As to why this is happening, I suspect that the O/S is expecting the trip
into the NMI TSS and back to be synchronous. By queuing the DPC you’re
tinkering with the IRQL and that’s enough to throw this processor back into
gen pop before it gets back. Without being able to play with this more I
can’t confirm that though, so hopefully someone with a more intimate
understanding of these NMI callbacks can say for certain whether or not this
will work.

It also wouldn’t explain why this works for you on x64, though it’s possible
that it’s timing related and if you tried hard enough you could get it to
happen there as well.

-scott

–
Scott Noone
Consulting Associate
OSR Open Systems Resources, Inc.
http://www.osronline.com

wrote in message news:xxxxx@ntdev…
> Thanks for the reply! Yes, some kind of corruption sounds reasonable.
> That’s why I tried to strip my driver of all code not related to setting
> up the interrupt.
>
> I have uploaded a copy of the kernel dump here:
> http://www.nemalabs.com/tmp/memory_dmp.zip
>
> Thanks!
>

OSR_Community_User · May 19, 2010, 5:21pm

I’ve tried this before, which I was able to get to work (as I recall), but only in one VERY specific scenario on EXACTLY two machines (the only place that it was ever going to run). I was also doing so decidedly not friendly stuff beforehand that went outside the API, so I’m not sure how much this means in general, or if it helps at all.
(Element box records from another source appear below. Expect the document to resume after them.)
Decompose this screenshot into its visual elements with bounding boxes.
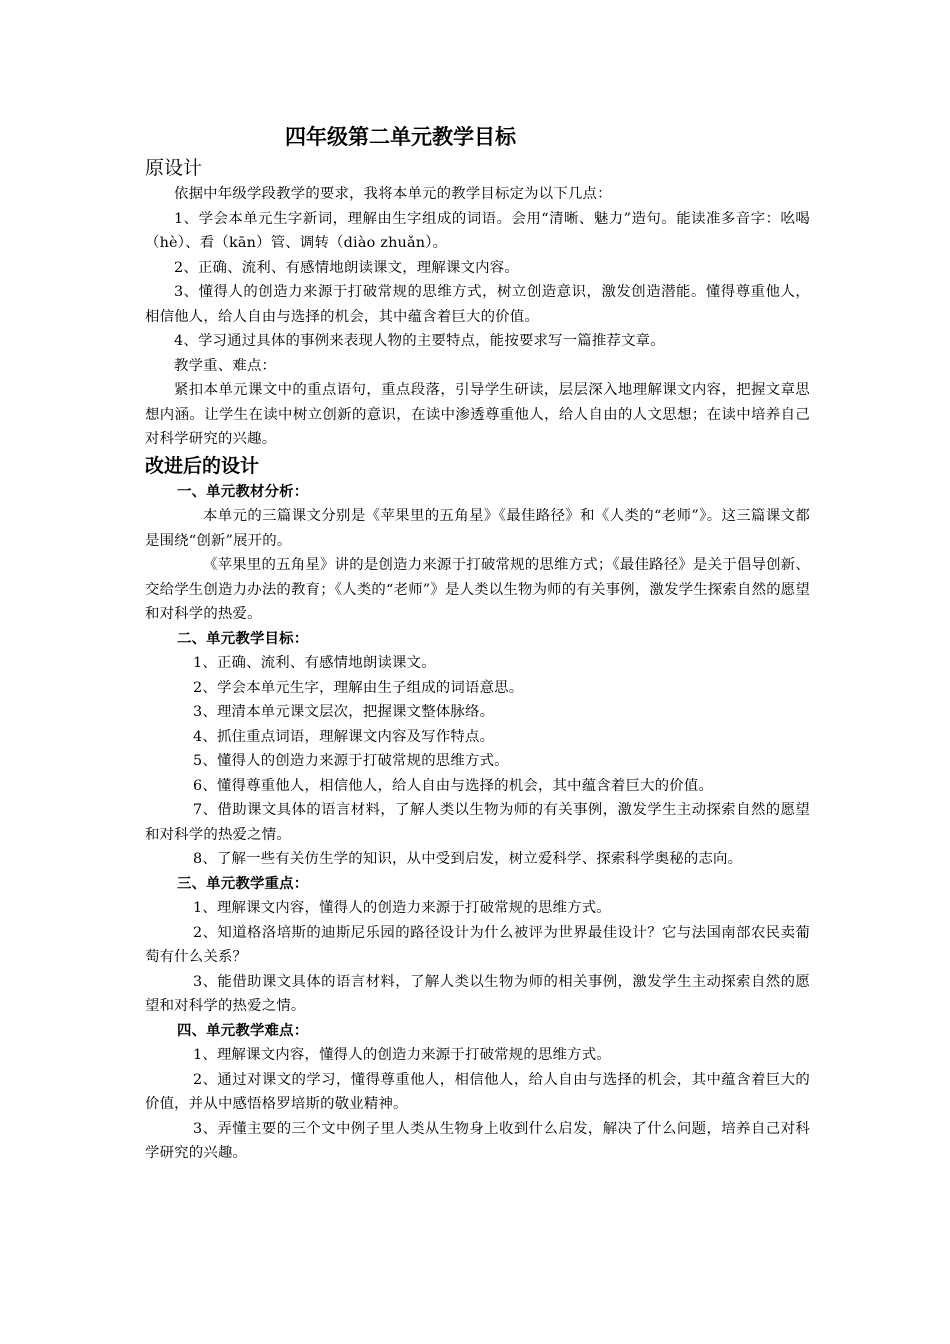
difficulty-item-3: 3、弄懂主要的三个文中例子里人类从生物身上收到什么启发，解决了什么问题，培养自己对科学研究的兴趣。 — [145, 1120, 810, 1161]
goal-item-7: 7、借助课文具体的语言材料，了解人类以生物为师的有关事例，激发学生主动探索自然的愿望和对科学的热爱之情。 — [145, 802, 810, 843]
goals-heading: 二、单元教学目标： — [177, 630, 309, 647]
goal-item-1: 1、正确、流利、有感情地朗读课文。 — [193, 655, 436, 671]
goal-item-5: 5、懂得人的创造力来源于打破常规的思维方式。 — [193, 753, 509, 769]
analysis-paragraph-2: 《苹果里的五角星》讲的是创造力来源于打破常规的思维方式；《最佳路径》是关于倡导创新、交给学生创造力办法的教育；《人类的“老师”》是人类以生物为师的有关事例，激发学生探索自然的愿望和对科学的热爱。 — [145, 557, 810, 622]
document-title: 四年级第二单元教学目标 — [285, 125, 516, 149]
original-key-text: 紧扣本单元课文中的重点语句，重点段落，引导学生研读，层层深入地理解课文内容，把握文章思想内涵。让学生在读中树立创新的意识，在读中渗透尊重他人，给人自由的人文思想；在读中培养自己对科学研究的兴趣。 — [145, 382, 810, 447]
document-page — [145, 120, 810, 1166]
goal-item-6: 6、懂得尊重他人，相信他人，给人自由与选择的机会，其中蕴含着巨大的价值。 — [193, 777, 714, 794]
goal-item-3: 3、理清本单元课文层次，把握课文整体脉络。 — [193, 704, 495, 720]
goal-item-2: 2、学会本单元生字，理解由生子组成的词语意思。 — [193, 679, 524, 696]
difficulty-item-1: 1、理解课文内容，懂得人的创造力来源于打破常规的思维方式。 — [193, 1047, 611, 1063]
goal-item-4: 4、抓住重点词语，理解课文内容及写作特点。 — [193, 728, 495, 745]
key-points-heading: 三、单元教学重点： — [177, 875, 309, 892]
analysis-paragraph-1: 本单元的三篇课文分别是《苹果里的五角星》《最佳路径》和《人类的“老师”》。这三篇课文都是围绕“创新”展开的。 — [145, 508, 810, 549]
original-intro: 依据中年级学段教学的要求，我将本单元的教学目标定为以下几点： — [174, 186, 612, 202]
difficulty-item-2: 2、通过对课文的学习，懂得尊重他人，相信他人，给人自由与选择的机会，其中蕴含着巨大的价值，并从中感悟格罗培斯的敬业精神。 — [145, 1071, 810, 1112]
goal-item-8: 8、了解一些有关仿生学的知识，从中受到启发，树立爱科学、探索科学奥秘的志向。 — [193, 851, 743, 867]
improved-design-heading: 改进后的设计 — [145, 454, 260, 477]
key-point-item-1: 1、理解课文内容，懂得人的创造力来源于打破常规的思维方式。 — [193, 900, 611, 916]
original-design-heading: 原设计 — [145, 157, 203, 179]
difficulties-heading: 四、单元教学难点： — [177, 1022, 309, 1039]
original-goal-4: 4、学习通过具体的事例来表现人物的主要特点，能按要求写一篇推荐文章。 — [174, 333, 665, 349]
original-goal-1: 1、学会本单元生字新词，理解由生字组成的词语。会用“清晰、魅力”造句。能读准多音字：吆喝（hè）、看（kān）管、调转（diào zhuǎn）。 — [145, 210, 810, 251]
key-point-item-3: 3、能借助课文具体的语言材料，了解人类以生物为师的相关事例，激发学生主动探索自然的愿望和对科学的热爱之情。 — [145, 973, 810, 1014]
key-point-item-2: 2、知道格洛培斯的迪斯尼乐园的路径设计为什么被评为世界最佳设计？它与法国南部农民卖葡萄有什么关系？ — [145, 924, 810, 965]
original-goal-2: 2、正确、流利、有感情地朗读课文，理解课文内容。 — [174, 259, 519, 276]
analysis-heading: 一、单元教材分析： — [177, 483, 309, 500]
original-goal-3: 3、懂得人的创造力来源于打破常规的思维方式，树立创造意识，激发创造潜能。懂得尊重他人，相信他人，给人自由与选择的机会，其中蕴含着巨大的价值。 — [145, 284, 810, 325]
original-key-label: 教学重、难点： — [174, 357, 277, 374]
I think that the system would have to be assuming that the whole operation is synchronous, because of the way that callback cancellation works.

Either way, damn impressive analysis, Snoone.

Good luck,

mm

OSR_Community_User · May 19, 2010, 5:38pm

I believe that NMI callbacks occur at IRQL == HIGH_LEVEL, which means you can’t call much of anything, including DbgPrint.

Good luck,

mm

Christian_Kindahl · May 20, 2010, 3:34am

My hat off to you Scott, your analysis is much appreciated.

MM: Yes, they occur at HIGH_LEVEL. The call to DbgPrint was in the DPC routine.

Thank you very much! I’ll try to achieve my goal without using the NMI callback.